Pas d’industrie militaire sans aluminium. Aluminium Company of America (Alcoa), partie intégrante du complexe militaro-industriel US participe à des coups d’Etat dans le monde depuis cinquante ans et ne s’encombre pas des questions sociales en Europe.
Il en est passé du temps depuis que les ouvriers avaient en face d’eux le maître de forge. Et pourtant ils l’ignorent, les hommes politiques et les syndicalistes qui ne traitent l’affaire Alcoa [1] que comme un conflit du travail, taisant l’identité réelle de la contrepartie. Qu’est-ce que l’Aluminium Company of America ?
Née en 1888 à Pittsburgh, elle est aujourd’hui leader mondial dans l’extraction et la raffinerie de la bauxite et dans la fabrication de l’aluminium et produits dérivés. Les États-Unis ont pourtant peu de bauxite, dont les gisements se concentrent en Amérique du Sud, Afrique, Russie, Chine, Sud-Est asiatique et Australie. Alcoa a ainsi toujours cherché à s’accaparer la matière première, partout et de toutes les façons. Son histoire est de ce fait intriquée à celle de l’impérialisme étasunien. Ce n’est pas un hasard si, après le coup d’État orchestré par la CIA en Indonésie en 1965, avec le massacre de plus d’un million de personnes, ce fut Alcoa qui obtint du dictateur Suharto la plus grosse tranche de la bauxite indonésienne. Ce fut encore Alcoa qui, après le coup d’État organisé par la CIA au Chili en 1973, de nouveau obtint de Pinochet le contrôle de la bauxite nationalisée par Allende. Et ce n’est pas non plus un hasard si le président du Paraguay, l’ancien évêque Fernando Lugo, qui voulait nationaliser les mines de bauxite d’Alcoa, a été destitué en juin dernier par un coup d’État blanc organisé par la CIA.
Le pouvoir d’Alcoa, qui possède plus de 200 sites dans 31 pays sur tous les continents, va bien au-delà de l’activité industrielle. Comme il ressort de la documentation de Wikileaks, il y a derrière Alcoa les plus fortes oligarchies financières étasuniennes, de Citicorp à Goldman Sachs (dont Mario Monti a été consultant international). Il y a le complexe militaro-industriel : Alcoa Defense, dont le chiffre d’affaires est en forte hausse, fabrique des alliages spéciaux d’aluminium pour missiles, drones, blindés, navires et avions de guerre.

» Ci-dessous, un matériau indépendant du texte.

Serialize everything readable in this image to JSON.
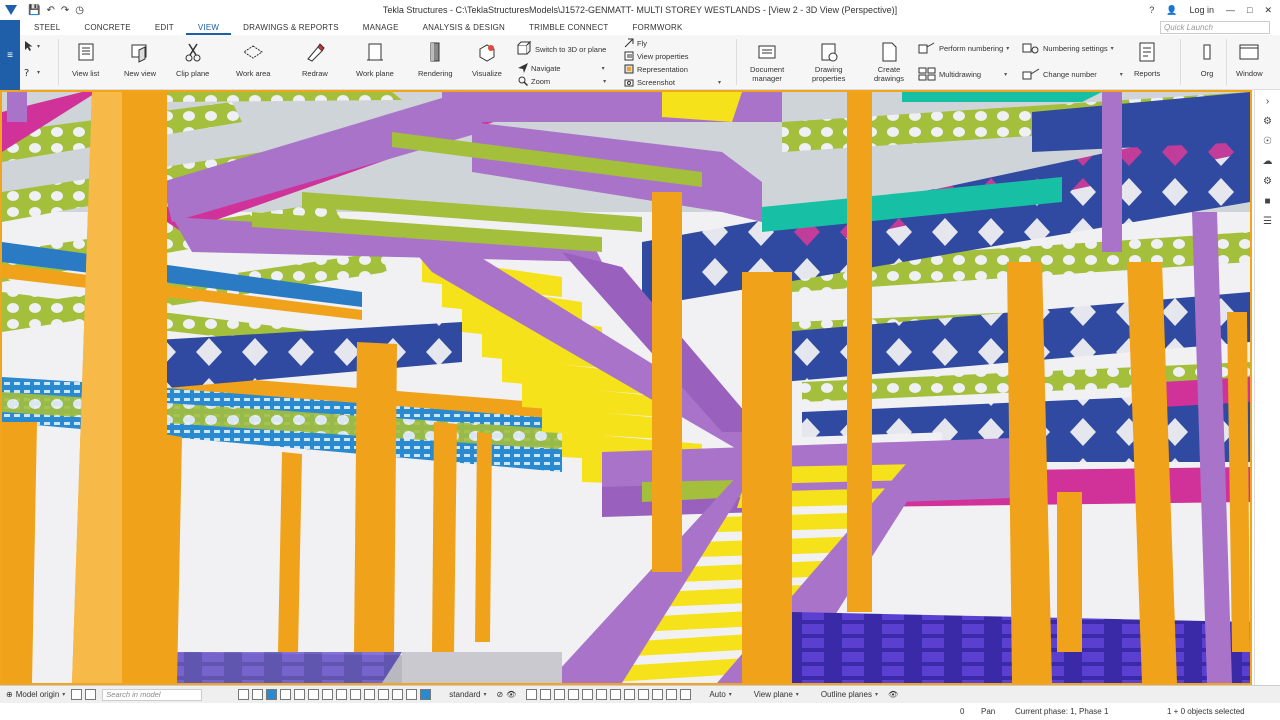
{
  "window": {
    "title": "Tekla Structures - C:\\TeklaStructuresModels\\J1572-GENMATT- MULTI STOREY WESTLANDS  - [View 2 - 3D View (Perspective)]",
    "login": "Log in",
    "quick_launch_placeholder": "Quick Launch"
  },
  "tabs": [
    {
      "label": "STEEL"
    },
    {
      "label": "CONCRETE"
    },
    {
      "label": "EDIT"
    },
    {
      "label": "VIEW",
      "active": true
    },
    {
      "label": "DRAWINGS & REPORTS"
    },
    {
      "label": "MANAGE"
    },
    {
      "label": "ANALYSIS & DESIGN"
    },
    {
      "label": "TRIMBLE CONNECT"
    },
    {
      "label": "FORMWORK"
    }
  ],
  "ribbon": {
    "view_list": "View list",
    "new_view": "New view",
    "clip_plane": "Clip plane",
    "work_area": "Work area",
    "redraw": "Redraw",
    "work_plane": "Work plane",
    "rendering": "Rendering",
    "visualize": "Visualize",
    "switch_3d": "Switch to 3D or plane",
    "navigate": "Navigate",
    "zoom": "Zoom",
    "fly": "Fly",
    "view_properties": "View properties",
    "representation": "Representation",
    "screenshot": "Screenshot",
    "document_manager_1": "Document",
    "document_manager_2": "manager",
    "drawing_properties_1": "Drawing",
    "drawing_properties_2": "properties",
    "create_drawings_1": "Create",
    "create_drawings_2": "drawings",
    "perform_numbering": "Perform numbering",
    "multidrawing": "Multidrawing",
    "numbering_settings": "Numbering settings",
    "change_number": "Change number",
    "reports": "Reports",
    "org": "Org",
    "window": "Window"
  },
  "bottom": {
    "model_origin": "Model origin",
    "search_placeholder": "Search in model",
    "standard": "standard",
    "auto": "Auto",
    "view_plane": "View plane",
    "outline_planes": "Outline planes"
  },
  "status": {
    "zero": "0",
    "pan": "Pan",
    "phase": "Current phase: 1, Phase 1",
    "selected": "1 + 0 objects selected"
  },
  "colors": {
    "accent": "#1a5fa8",
    "viewport_border": "#f2a51b",
    "column_orange": "#f0a21a",
    "beam_magenta": "#d0329a",
    "stair_purple": "#a873c9",
    "tread_yellow": "#f5e21a",
    "cellular_navy": "#2f4aa0",
    "castellated_olive": "#a4bf3c",
    "teal_beam": "#17c0a4"
  }
}
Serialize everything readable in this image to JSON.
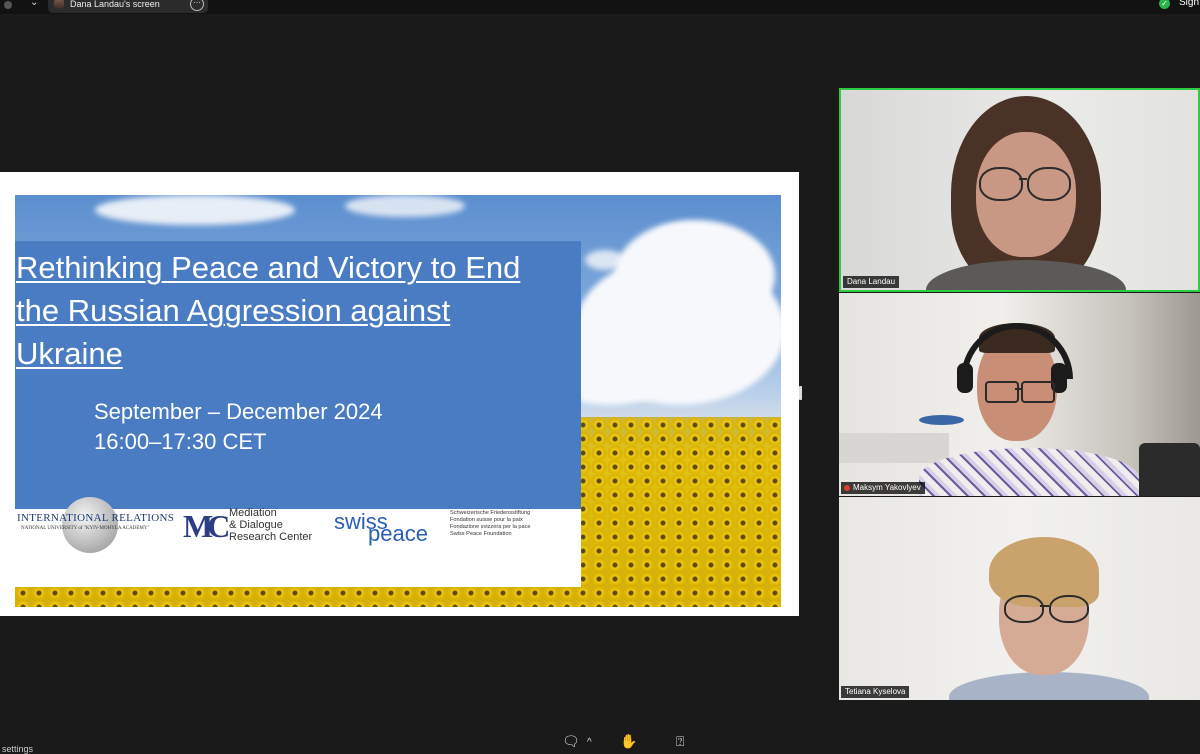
{
  "top_bar": {
    "screen_share_label": "Dana Landau's screen",
    "more_icon": "more-icon",
    "sign_label": "Sign",
    "shield_color": "#2bb34a"
  },
  "slide": {
    "title": "Rethinking Peace and Victory to End the Russian Aggression against Ukraine",
    "dates_line1": "September – December 2024",
    "dates_line2": "16:00–17:30 CET",
    "panel_color": "#4a7cc3",
    "logos": {
      "ir_name": "INTERNATIONAL RELATIONS",
      "ir_subtitle": "NATIONAL UNIVERSITY of \"KYIV-MOHYLA ACADEMY\"",
      "mdrc_line1": "Mediation",
      "mdrc_line2": "& Dialogue",
      "mdrc_line3": "Research Center",
      "swisspeace_word1": "swiss",
      "swisspeace_word2": "peace",
      "swisspeace_desc1": "Schweizerische Friedensstiftung",
      "swisspeace_desc2": "Fondation suisse pour la paix",
      "swisspeace_desc3": "Fondazione svizzera per la pace",
      "swisspeace_desc4": "Swiss Peace Foundation"
    }
  },
  "participants": [
    {
      "name": "Dana Landau",
      "active_speaker": true,
      "highlight_color": "#2ecc40"
    },
    {
      "name": "Maksym Yakovlyev",
      "muted": true
    },
    {
      "name": "Tetiana Kyselova"
    }
  ],
  "bottom_bar": {
    "settings_label": "settings",
    "icons": [
      "chat-icon",
      "chevron-up-icon",
      "raise-hand-icon",
      "question-icon"
    ]
  }
}
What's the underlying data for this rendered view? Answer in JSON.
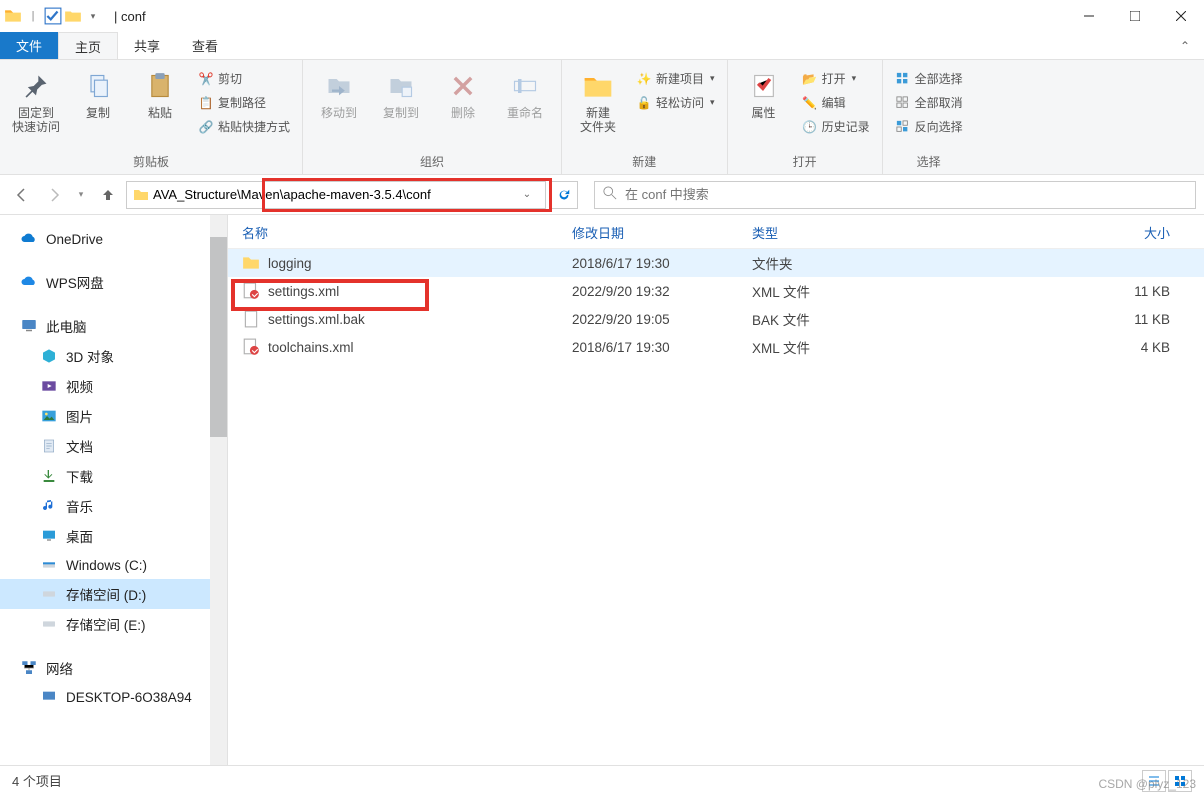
{
  "window": {
    "title_prefix": "| conf",
    "tabs": {
      "file": "文件",
      "home": "主页",
      "share": "共享",
      "view": "查看"
    }
  },
  "ribbon": {
    "groups": {
      "clipboard": {
        "label": "剪贴板",
        "pin": "固定到\n快速访问",
        "copy": "复制",
        "paste": "粘贴",
        "cut": "剪切",
        "copy_path": "复制路径",
        "paste_shortcut": "粘贴快捷方式"
      },
      "organize": {
        "label": "组织",
        "move_to": "移动到",
        "copy_to": "复制到",
        "delete": "删除",
        "rename": "重命名"
      },
      "new": {
        "label": "新建",
        "new_folder": "新建\n文件夹",
        "new_item": "新建项目",
        "easy_access": "轻松访问"
      },
      "open": {
        "label": "打开",
        "properties": "属性",
        "open": "打开",
        "edit": "编辑",
        "history": "历史记录"
      },
      "select": {
        "label": "选择",
        "select_all": "全部选择",
        "select_none": "全部取消",
        "invert": "反向选择"
      }
    }
  },
  "nav": {
    "path_prefix": "AVA_Structure",
    "path_value": "\\Maven\\apache-maven-3.5.4\\conf",
    "search_placeholder": "在 conf 中搜索"
  },
  "sidebar": {
    "onedrive": "OneDrive",
    "wps": "WPS网盘",
    "this_pc": "此电脑",
    "objects_3d": "3D 对象",
    "videos": "视频",
    "pictures": "图片",
    "documents": "文档",
    "downloads": "下载",
    "music": "音乐",
    "desktop": "桌面",
    "c_drive": "Windows (C:)",
    "d_drive": "存储空间 (D:)",
    "e_drive": "存储空间 (E:)",
    "network": "网络",
    "remote_pc": "DESKTOP-6O38A94"
  },
  "columns": {
    "name": "名称",
    "modified": "修改日期",
    "type": "类型",
    "size": "大小"
  },
  "files": [
    {
      "icon": "folder",
      "name": "logging",
      "modified": "2018/6/17 19:30",
      "type": "文件夹",
      "size": ""
    },
    {
      "icon": "xml-edit",
      "name": "settings.xml",
      "modified": "2022/9/20 19:32",
      "type": "XML 文件",
      "size": "11 KB"
    },
    {
      "icon": "file",
      "name": "settings.xml.bak",
      "modified": "2022/9/20 19:05",
      "type": "BAK 文件",
      "size": "11 KB"
    },
    {
      "icon": "xml-edit",
      "name": "toolchains.xml",
      "modified": "2018/6/17 19:30",
      "type": "XML 文件",
      "size": "4 KB"
    }
  ],
  "status": {
    "count": "4 个项目"
  },
  "watermark": "CSDN @plyz_123"
}
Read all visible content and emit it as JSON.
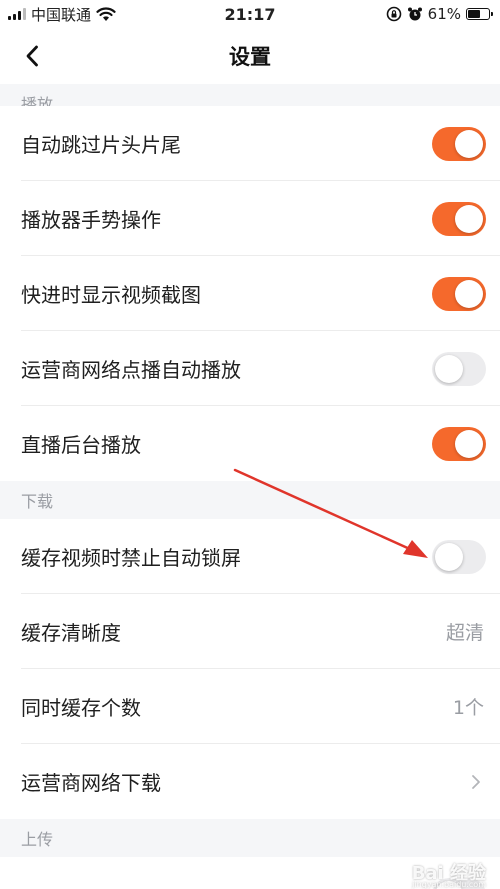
{
  "status_bar": {
    "carrier": "中国联通",
    "time": "21:17",
    "battery_percent": "61%",
    "battery_level": 0.61,
    "icons": [
      "signal-icon",
      "wifi-icon",
      "rotation-lock-icon",
      "alarm-icon",
      "battery-icon"
    ]
  },
  "nav": {
    "title": "设置",
    "back_icon": "chevron-left-icon"
  },
  "sections": {
    "playback": {
      "header": "播放",
      "items": [
        {
          "label": "自动跳过片头片尾",
          "toggle": true
        },
        {
          "label": "播放器手势操作",
          "toggle": true
        },
        {
          "label": "快进时显示视频截图",
          "toggle": true
        },
        {
          "label": "运营商网络点播自动播放",
          "toggle": false
        },
        {
          "label": "直播后台播放",
          "toggle": true
        }
      ]
    },
    "download": {
      "header": "下载",
      "items": [
        {
          "label": "缓存视频时禁止自动锁屏",
          "toggle": false
        },
        {
          "label": "缓存清晰度",
          "value": "超清"
        },
        {
          "label": "同时缓存个数",
          "value": "1个"
        },
        {
          "label": "运营商网络下载",
          "chevron": "chevron-right-icon"
        }
      ]
    },
    "upload": {
      "header": "上传"
    }
  },
  "annotation": {
    "arrow_color": "#e0352b"
  },
  "watermark": {
    "text": "Bai 经验",
    "sub": "jingyan.baidu.com"
  },
  "colors": {
    "toggle_on": "#f5692c",
    "toggle_off": "#ececee",
    "background": "#f5f6f8",
    "secondary_text": "#9a9da3"
  }
}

Pour les chasseurs F-35, il produit des éléments structurels de première importance (dans les ailes et le fuselage, d’un seul tenant, NdT).
C’est dans ce cadre de pouvoirs forts qu’a mûri la décision stratégique d’Alcoa, due à des raisons non seulement économiques mais politico-militaires : celle de réaliser en Arabie Saoudite le plus grand et le plus économique site intégré pour la production d’aluminium. Dans ce maxi site, qui entrera en fonction l’an prochain avec une énergie et une main d’œuvre à bas prix, formée en grande partie par des immigrés, sera aussi transférée la production Alcoa de Portovesme et peut-être de Fusina.
Ainsi se conclut l’opération lancée et perfectionnée par les gouvernements Dini, Prodi et D’Alema [2]. En 1996 l’Italie céda à Alcoa le groupe Alumix, à participation publique, base de l’industrie nationale de l’aluminium : en outre elle fournît par l’intermédiaire de l’Enel de l’énergie électrique à des prix fortement réduits. Cette facilité, concédée aussi par des remboursements des gouvernements successifs (Amato, Prodi et Berlusconi), a été payée par les utilisateurs italiens avec un alourdissement des factures pour des milliards d’euros, qui ont fini dans les caisses d’Alcoa. Le citron étant pressé, Alcoa s’en va. Laissant derrière elle non seulement des travailleurs sur le carreau, mais des dégâts environnementaux et sanitaires provoqués par des émissions chimiques et des déchets industriels, qui requièrent d’autres débours d’argent public.
Mais tout n’est quand même pas perdu : l’aluminium Alcoa reviendra en Italie. À l’intérieur des F-35, qui nous coûteront d’autres milliards d’euros.